Similarly, 41.6 per cent males and 38.8 per cent females are diabetic patients above the age of 15. Coupled with cardiovascular diseases, a significant increase in the number of such patients are expected after the lockdown, say experts. “As we have limited resources, I’ve planned an exclusive menu for my patients, comprising a healthy diet. Complex carbohydrates can be eaten with a balanced intake of vitamins and minerals. As per the Indian Council of Medical Research, our calorie intake is based on our physical activity which is classified as a sedentary, modern and heavy worker. Currently, the intake specified is less than our physical requirement,” says Mumtaz Khalid, consultant clinical nutritionist, Rainbow Polyclinic, Padamughal.

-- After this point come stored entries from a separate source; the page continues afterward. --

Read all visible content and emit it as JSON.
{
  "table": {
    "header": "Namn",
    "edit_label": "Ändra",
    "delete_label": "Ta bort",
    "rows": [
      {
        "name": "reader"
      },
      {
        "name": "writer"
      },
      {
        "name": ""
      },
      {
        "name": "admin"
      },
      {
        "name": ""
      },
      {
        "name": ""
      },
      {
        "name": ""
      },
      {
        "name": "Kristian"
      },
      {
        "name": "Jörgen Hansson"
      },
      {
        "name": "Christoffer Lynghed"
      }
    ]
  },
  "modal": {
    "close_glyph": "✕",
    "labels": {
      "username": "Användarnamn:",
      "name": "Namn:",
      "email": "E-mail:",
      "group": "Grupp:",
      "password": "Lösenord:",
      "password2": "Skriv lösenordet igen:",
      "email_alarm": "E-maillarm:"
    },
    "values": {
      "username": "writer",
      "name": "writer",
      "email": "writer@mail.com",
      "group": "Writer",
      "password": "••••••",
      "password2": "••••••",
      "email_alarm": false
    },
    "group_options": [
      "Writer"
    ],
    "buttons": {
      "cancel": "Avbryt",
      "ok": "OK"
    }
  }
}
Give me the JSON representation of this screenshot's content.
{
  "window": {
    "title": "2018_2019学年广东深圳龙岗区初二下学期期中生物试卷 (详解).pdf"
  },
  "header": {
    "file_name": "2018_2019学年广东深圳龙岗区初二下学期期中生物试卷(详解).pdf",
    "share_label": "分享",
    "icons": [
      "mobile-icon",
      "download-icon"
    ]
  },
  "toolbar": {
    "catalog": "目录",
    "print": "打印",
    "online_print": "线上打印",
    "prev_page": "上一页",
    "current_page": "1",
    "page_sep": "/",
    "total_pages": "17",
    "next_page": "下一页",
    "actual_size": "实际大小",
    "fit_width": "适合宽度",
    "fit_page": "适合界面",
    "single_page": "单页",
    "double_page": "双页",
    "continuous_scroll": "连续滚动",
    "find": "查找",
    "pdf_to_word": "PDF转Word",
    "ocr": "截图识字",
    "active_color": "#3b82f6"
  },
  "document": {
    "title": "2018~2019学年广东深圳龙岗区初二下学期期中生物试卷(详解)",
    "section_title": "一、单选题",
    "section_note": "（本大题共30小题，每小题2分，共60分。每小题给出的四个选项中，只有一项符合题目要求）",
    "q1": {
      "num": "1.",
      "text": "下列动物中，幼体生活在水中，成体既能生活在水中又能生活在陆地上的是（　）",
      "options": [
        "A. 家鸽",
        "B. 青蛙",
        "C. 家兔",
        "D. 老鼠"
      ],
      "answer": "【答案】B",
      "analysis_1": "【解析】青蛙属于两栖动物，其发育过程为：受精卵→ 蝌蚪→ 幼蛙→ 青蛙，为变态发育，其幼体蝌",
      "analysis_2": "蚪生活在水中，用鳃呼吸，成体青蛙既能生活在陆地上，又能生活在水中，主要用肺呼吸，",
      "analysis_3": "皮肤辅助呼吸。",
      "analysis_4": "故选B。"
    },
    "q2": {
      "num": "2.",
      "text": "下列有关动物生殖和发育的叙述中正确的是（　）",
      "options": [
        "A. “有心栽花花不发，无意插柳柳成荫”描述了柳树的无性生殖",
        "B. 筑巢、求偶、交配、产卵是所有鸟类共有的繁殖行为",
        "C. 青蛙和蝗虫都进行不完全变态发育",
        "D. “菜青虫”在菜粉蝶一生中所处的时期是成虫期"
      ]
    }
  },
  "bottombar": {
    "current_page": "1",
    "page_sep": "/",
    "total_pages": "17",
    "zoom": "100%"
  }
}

Dr Hari Prasad K V, assistant surgeon at the Community Health Centre, says that while indoor physical activity is stressed upon in such circumstances, ASHA workers deliver NCD (non-communicable diseases) drugs to patients who urgently require the same.
Mental anguish, a trigger
According to Dr C J John, chief psychiatrist, Medical Trust Hospital, non-communicable diseases can be caused by emotional distress. “We do anticipate an increase in such problems. A restricted life coupled with uncertainties can hamper mental health. People should acknowledge the same, be prepared and have a mechanism to alleviate distress. It is a proven fact that emotional well-being makes one strong enough to fight the virus,” he says.
What can be done?
James Joseph, founder of Jackfruit365, stresses on the intake of fruits and vegetables. “WHO says the consumption of fruits and vegetables must increase — it is the only defence against the virus and it increases the immunity level. People who depend more on rice and wheat are likely to develop diabetes, as the foods contain starch. It is a co-morbidity for the coronavirus.” he says. Fret not, for those worried about the supply and shelf-life of vegetables, this is the best time to grow microgreens. “These can be grown at home in smaller spaces and are enormously healthy with nutrients that could boost immunity. At least a 15-minute workout must be completed at home,” says Mumtaz Khalid, clinical nutritionist.
52.5% males between the ages of 15 and 60+ suffer from high/low BP as against 56.3 per cent females in the same age bracket.
ASHA workers deliver non-communicable diseases drugs to patients who urgently require the same.